Выбор у герцогини стал как между веревкой и удавкой: что на костер идти в объятия к Господу, что на брачное ложе в объятия к чудовищу. Пожалуй, к Господу было даже предпочтительнее, и Беатриса начала склоняться к этому решению.
Народ, правда, считал, что это уж чересчур: если герцогини не станет, что будет с герцогством-то? Не лежит ли сейчас Брабант как платок на земле перед первым встречным? Но ученые богословы всех успокоили: у герцогини, мол, есть вполне достойный дядя, нужно только вызвать его из Бреды, где он живет то ли каноником, то ли главным лесничим герцога Нассау и только и ждет случая поднять с земли вышеозначенный платок…
Так что и у народа выбор стал невелик: то ли чудовище над собой признать, то ли неведомого дядюшку из Бреды.
Тут герцогиня собралась с остатками сил и объявила Божий суд. Пусть все решится в поединке.
Несколько рыцарей, прибывших издалека, первоначально хотели заступиться за герцогиню и выйти на бой вместо нее, но как увидели чудовище – так сразу переменили мнение и быстро покинули Брабант. Герцогиня уж решила было сама вооружиться и попробовать погибнуть в сражении. Для этого она надела белую рубаху, распустила волосы и сняла с себя все украшения, кроме колечка на мизинце. В таком вот виде выступила она перед всем Брабантом. Чудовище смотрело на нее, опираясь на свой огромный меч, и дерзко хохотало.
Тут шум поднялся в задних рядах зрителей. По мере того, как нечто приближалось, шум становился все громче, и наконец все увидели, что по реке плывет ладья. В ладье лежит прекрасный юный рыцарь в полном вооружении, а влечет ладью огромный белый лебедь.
Рыцарь, как казалось, спал, но на самом деле он просто смотрел на облака, проплывающие у него над головой, и думал о подводных растениях и рыбах, что проплывали у него под спиной. Удивительно было вот так лежать между двумя плывущими синими лентами, которые как бы протянулись сверху и снизу.

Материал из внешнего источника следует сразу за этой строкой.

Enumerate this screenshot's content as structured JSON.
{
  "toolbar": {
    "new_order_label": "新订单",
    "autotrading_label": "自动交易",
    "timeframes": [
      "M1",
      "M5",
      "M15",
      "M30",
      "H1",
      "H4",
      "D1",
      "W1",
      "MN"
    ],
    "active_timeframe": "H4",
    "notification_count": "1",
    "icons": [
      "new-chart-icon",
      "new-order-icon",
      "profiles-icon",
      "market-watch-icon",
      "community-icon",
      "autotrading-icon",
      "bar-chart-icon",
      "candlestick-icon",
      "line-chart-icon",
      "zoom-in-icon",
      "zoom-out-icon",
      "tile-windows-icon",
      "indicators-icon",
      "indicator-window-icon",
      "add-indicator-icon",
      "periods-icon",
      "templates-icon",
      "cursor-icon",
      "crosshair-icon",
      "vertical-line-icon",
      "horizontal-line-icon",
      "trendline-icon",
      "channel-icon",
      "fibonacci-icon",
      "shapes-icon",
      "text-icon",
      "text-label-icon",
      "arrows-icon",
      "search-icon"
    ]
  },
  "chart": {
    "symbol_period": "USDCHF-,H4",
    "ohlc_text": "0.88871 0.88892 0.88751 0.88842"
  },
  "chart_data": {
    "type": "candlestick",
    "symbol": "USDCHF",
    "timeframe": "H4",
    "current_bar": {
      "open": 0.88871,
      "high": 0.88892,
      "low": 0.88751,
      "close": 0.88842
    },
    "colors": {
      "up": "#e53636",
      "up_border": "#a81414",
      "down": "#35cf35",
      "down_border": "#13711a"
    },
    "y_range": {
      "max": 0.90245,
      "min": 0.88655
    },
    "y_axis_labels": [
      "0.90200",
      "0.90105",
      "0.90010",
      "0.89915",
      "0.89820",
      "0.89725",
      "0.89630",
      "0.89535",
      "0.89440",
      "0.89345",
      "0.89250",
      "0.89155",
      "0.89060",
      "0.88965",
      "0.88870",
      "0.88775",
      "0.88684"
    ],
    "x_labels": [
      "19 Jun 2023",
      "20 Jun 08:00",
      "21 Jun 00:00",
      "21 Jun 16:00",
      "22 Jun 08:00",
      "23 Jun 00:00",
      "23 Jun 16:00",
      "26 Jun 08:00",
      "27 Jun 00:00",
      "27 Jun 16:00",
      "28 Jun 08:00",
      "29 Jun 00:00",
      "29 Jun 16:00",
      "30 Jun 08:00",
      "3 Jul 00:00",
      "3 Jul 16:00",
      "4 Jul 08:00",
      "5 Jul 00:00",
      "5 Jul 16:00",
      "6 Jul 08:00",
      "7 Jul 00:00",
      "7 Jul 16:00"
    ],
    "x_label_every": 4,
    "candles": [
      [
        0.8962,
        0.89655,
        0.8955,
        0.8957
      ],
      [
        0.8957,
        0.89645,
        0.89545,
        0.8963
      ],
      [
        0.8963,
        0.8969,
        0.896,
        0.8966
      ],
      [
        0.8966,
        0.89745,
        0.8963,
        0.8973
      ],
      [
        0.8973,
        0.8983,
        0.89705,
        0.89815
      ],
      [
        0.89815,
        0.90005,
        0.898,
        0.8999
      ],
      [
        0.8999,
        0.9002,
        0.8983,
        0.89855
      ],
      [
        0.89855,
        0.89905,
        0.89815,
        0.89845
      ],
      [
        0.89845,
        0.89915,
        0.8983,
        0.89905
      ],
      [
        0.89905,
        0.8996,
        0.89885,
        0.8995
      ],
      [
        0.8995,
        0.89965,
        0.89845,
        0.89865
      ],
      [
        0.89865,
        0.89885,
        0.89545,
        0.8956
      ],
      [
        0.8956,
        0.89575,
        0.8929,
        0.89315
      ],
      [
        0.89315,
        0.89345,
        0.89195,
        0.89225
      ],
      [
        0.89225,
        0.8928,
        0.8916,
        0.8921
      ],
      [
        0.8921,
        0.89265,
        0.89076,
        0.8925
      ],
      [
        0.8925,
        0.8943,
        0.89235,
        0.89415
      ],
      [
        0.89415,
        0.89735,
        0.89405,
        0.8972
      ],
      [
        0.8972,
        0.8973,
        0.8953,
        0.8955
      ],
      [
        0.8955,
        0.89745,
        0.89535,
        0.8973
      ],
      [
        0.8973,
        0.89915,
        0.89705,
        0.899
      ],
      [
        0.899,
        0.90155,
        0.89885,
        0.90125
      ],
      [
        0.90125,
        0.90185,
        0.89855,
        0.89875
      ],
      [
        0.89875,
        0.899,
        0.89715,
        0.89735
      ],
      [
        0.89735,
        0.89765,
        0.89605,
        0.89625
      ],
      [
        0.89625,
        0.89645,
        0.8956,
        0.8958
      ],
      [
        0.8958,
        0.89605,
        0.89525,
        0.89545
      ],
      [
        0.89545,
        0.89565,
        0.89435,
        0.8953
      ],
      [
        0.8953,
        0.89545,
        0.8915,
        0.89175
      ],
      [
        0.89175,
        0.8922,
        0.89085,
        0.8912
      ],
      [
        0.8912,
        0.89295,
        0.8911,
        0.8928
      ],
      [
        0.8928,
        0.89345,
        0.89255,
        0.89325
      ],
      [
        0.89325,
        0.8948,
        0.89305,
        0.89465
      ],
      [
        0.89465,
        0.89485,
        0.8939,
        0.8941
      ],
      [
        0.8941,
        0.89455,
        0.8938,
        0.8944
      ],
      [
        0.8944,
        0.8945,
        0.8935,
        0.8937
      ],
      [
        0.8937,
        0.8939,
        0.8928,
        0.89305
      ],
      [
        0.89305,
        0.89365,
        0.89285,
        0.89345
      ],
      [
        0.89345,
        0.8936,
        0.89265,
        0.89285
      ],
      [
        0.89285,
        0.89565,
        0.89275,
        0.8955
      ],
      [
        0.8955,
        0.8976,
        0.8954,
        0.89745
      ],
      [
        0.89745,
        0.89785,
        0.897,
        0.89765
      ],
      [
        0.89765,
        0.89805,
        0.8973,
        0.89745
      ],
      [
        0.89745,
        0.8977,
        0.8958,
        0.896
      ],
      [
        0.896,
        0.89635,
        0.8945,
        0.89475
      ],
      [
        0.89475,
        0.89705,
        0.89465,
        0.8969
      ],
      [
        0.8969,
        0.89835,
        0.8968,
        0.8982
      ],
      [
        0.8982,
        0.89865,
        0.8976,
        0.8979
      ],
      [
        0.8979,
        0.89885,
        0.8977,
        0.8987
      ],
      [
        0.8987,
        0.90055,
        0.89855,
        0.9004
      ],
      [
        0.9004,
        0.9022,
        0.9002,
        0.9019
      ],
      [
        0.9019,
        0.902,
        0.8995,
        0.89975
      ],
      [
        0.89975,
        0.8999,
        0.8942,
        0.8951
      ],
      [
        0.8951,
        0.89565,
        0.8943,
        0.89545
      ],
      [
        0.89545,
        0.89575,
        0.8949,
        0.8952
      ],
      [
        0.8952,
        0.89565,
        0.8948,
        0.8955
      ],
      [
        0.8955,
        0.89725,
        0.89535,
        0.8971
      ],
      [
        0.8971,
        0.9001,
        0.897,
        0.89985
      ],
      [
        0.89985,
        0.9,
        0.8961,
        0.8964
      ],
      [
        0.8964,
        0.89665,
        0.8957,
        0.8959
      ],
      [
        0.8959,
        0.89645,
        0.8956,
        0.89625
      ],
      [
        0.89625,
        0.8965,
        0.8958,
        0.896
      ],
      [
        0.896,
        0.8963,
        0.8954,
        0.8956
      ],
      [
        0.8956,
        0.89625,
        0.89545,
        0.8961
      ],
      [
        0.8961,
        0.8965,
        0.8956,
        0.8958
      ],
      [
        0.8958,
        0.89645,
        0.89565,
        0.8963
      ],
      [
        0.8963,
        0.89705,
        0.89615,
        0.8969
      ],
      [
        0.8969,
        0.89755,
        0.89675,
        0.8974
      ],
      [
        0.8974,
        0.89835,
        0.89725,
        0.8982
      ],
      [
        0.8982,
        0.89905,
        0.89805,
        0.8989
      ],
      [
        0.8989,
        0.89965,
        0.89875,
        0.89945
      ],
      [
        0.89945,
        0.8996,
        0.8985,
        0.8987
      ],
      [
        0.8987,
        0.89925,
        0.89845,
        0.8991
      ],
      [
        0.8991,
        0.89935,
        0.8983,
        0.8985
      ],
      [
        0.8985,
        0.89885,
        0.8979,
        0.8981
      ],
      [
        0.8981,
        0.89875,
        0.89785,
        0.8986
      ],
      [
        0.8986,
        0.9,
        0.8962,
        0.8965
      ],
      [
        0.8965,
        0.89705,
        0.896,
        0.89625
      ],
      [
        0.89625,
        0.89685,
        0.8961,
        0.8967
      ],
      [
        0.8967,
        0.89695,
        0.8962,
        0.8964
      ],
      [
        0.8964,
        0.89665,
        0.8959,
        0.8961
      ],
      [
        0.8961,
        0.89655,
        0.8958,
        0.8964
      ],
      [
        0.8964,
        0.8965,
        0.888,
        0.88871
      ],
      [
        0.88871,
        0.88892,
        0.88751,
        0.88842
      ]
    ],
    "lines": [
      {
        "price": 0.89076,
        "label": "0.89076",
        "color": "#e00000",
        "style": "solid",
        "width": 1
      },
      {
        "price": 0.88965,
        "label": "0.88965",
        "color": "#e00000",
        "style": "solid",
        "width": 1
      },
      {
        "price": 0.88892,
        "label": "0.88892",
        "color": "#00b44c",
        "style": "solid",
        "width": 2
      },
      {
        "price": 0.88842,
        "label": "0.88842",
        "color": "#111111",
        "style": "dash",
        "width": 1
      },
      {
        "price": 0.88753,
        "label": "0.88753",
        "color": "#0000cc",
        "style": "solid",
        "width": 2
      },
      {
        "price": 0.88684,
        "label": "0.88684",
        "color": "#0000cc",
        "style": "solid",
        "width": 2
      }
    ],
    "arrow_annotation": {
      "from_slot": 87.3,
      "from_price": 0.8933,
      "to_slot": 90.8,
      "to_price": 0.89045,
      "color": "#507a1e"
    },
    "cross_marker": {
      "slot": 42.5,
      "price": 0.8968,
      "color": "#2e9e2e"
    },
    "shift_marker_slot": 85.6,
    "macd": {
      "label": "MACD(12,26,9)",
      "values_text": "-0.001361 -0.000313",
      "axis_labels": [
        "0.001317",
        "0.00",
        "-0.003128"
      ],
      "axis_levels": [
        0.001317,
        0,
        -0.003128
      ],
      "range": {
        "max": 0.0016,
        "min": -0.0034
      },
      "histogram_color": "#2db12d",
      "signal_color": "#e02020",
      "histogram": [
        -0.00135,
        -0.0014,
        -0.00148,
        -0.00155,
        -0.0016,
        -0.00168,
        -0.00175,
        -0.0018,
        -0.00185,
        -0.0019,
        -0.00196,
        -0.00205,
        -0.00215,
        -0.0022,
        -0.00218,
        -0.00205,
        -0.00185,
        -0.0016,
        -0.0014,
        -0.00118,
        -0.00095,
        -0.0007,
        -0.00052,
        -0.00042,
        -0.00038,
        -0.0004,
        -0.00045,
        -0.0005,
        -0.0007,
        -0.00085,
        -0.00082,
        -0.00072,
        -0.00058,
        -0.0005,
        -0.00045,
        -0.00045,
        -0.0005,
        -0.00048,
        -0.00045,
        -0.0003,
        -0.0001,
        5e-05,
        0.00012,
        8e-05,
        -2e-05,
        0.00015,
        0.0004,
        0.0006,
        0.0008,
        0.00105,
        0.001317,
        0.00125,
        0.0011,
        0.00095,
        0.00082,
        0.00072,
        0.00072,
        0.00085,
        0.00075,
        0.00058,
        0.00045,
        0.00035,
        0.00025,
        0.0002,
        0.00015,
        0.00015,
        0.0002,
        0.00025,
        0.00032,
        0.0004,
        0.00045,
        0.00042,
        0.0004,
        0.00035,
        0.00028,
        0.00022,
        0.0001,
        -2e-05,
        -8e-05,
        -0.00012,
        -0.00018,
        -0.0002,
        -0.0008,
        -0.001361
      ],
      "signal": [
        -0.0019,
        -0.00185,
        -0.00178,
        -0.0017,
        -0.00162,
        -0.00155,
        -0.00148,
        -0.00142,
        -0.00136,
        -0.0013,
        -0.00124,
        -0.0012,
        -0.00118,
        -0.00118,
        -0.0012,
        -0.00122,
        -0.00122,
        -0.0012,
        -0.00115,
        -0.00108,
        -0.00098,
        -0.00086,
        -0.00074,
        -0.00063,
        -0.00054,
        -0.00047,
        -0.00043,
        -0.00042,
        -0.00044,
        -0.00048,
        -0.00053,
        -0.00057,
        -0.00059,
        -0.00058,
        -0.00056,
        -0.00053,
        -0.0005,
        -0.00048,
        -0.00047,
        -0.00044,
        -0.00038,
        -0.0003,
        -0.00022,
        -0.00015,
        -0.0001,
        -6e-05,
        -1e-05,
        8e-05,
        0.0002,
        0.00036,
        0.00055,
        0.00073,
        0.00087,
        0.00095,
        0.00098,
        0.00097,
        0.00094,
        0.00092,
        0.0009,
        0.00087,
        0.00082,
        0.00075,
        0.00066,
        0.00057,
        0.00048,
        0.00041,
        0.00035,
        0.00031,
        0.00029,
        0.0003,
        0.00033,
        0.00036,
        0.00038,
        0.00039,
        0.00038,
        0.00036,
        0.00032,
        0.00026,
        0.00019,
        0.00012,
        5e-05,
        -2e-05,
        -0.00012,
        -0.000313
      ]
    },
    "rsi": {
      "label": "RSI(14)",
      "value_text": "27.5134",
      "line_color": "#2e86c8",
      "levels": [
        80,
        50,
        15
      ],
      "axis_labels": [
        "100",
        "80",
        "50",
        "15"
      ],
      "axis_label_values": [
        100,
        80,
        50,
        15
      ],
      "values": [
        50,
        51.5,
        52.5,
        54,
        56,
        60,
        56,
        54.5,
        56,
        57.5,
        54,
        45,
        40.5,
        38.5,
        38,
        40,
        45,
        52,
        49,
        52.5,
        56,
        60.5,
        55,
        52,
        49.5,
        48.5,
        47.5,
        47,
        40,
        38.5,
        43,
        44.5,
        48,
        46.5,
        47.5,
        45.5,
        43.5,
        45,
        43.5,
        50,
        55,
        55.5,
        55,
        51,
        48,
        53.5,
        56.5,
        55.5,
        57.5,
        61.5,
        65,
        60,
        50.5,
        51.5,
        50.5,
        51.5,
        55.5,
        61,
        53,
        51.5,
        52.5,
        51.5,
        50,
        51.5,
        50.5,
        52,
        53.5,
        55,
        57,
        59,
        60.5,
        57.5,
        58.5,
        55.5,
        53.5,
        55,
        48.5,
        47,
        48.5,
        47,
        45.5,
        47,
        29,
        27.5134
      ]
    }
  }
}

Лебедь повернул к нему голову и прошипел на своем птичье-змеином языке, который Элиас один лишь и понимал во всем мире:
– Мы на месте!
Рыцарь сел в ладье, потер лицо руками и огляделся. Люди столпились на берегу и кричали что-то, ученые богословы, сбившись в стаю наподобие галок, угрюмо таращились на вновь прибывшего, прекрасная герцогиня увидела Элиаса и начала розоветь, а герцогиня Клевская, которая тоже находилась там, готова была лопнуть от злости.
О том, что случилось в Брабанте, Элиас узнал несколько дней назад за ужином. Король-отец, старший брат и королева-мать собрались за семейной трапезой. Присутствовал также каноник. Элиас и братец-лебедь были там же, но ели сидя на полу. Лебедь иногда тягал с тарелки Элиаса овощи и тихо шипел, если Элиас отталкивал его голову, хватая за клюв.
Вечер выдался не очень веселый, давно не было вестей от того брата, что уехал в паломничество в Святую Землю, и королеве что-то взгрустнулось. Поэтому когда сообщили о прибытии жонглера, все немного оживились, король изобразил бурную радость и громким голосом велел позвать его.
Вошел человек тощий, согнутый, с горбом между плечами. Был он весь мокрый и дрожал от холода.
Королева даже подавилась – она сразу подумала о том, не страдает ли ее сыночек за морями подобным же образом. Король же нахмурился – внешний облик жонглера счел едва ли не оскорблением своего королевского достоинства. Как можно в подобном виде явиться ко двору и портить красивую картину королевской трапезной кривыми тощими коленками, горбом и прочими несообразицами?
Жонглер поклонился до земли и слабым голосом поблагодарил за гостеприимство и милосердие, чем еще больше разозлил короля, а королева уже не могла сдержать слез.
Элиас поднял голову и сказал:
– Ну ты и урод, братец!
– Не так уж я и уродлив, милостью святой Беатрисы! – живо отозвался жонглер. Он скинул плащ, и тут оказалось, что между плечами у него не горб, а мешок, из которого высовывалась небольшая лютня.
– Так уже лучше, – заметил король.
Элиас кивнул жонглеру:
– Садись рядом, братец, да подкрепись.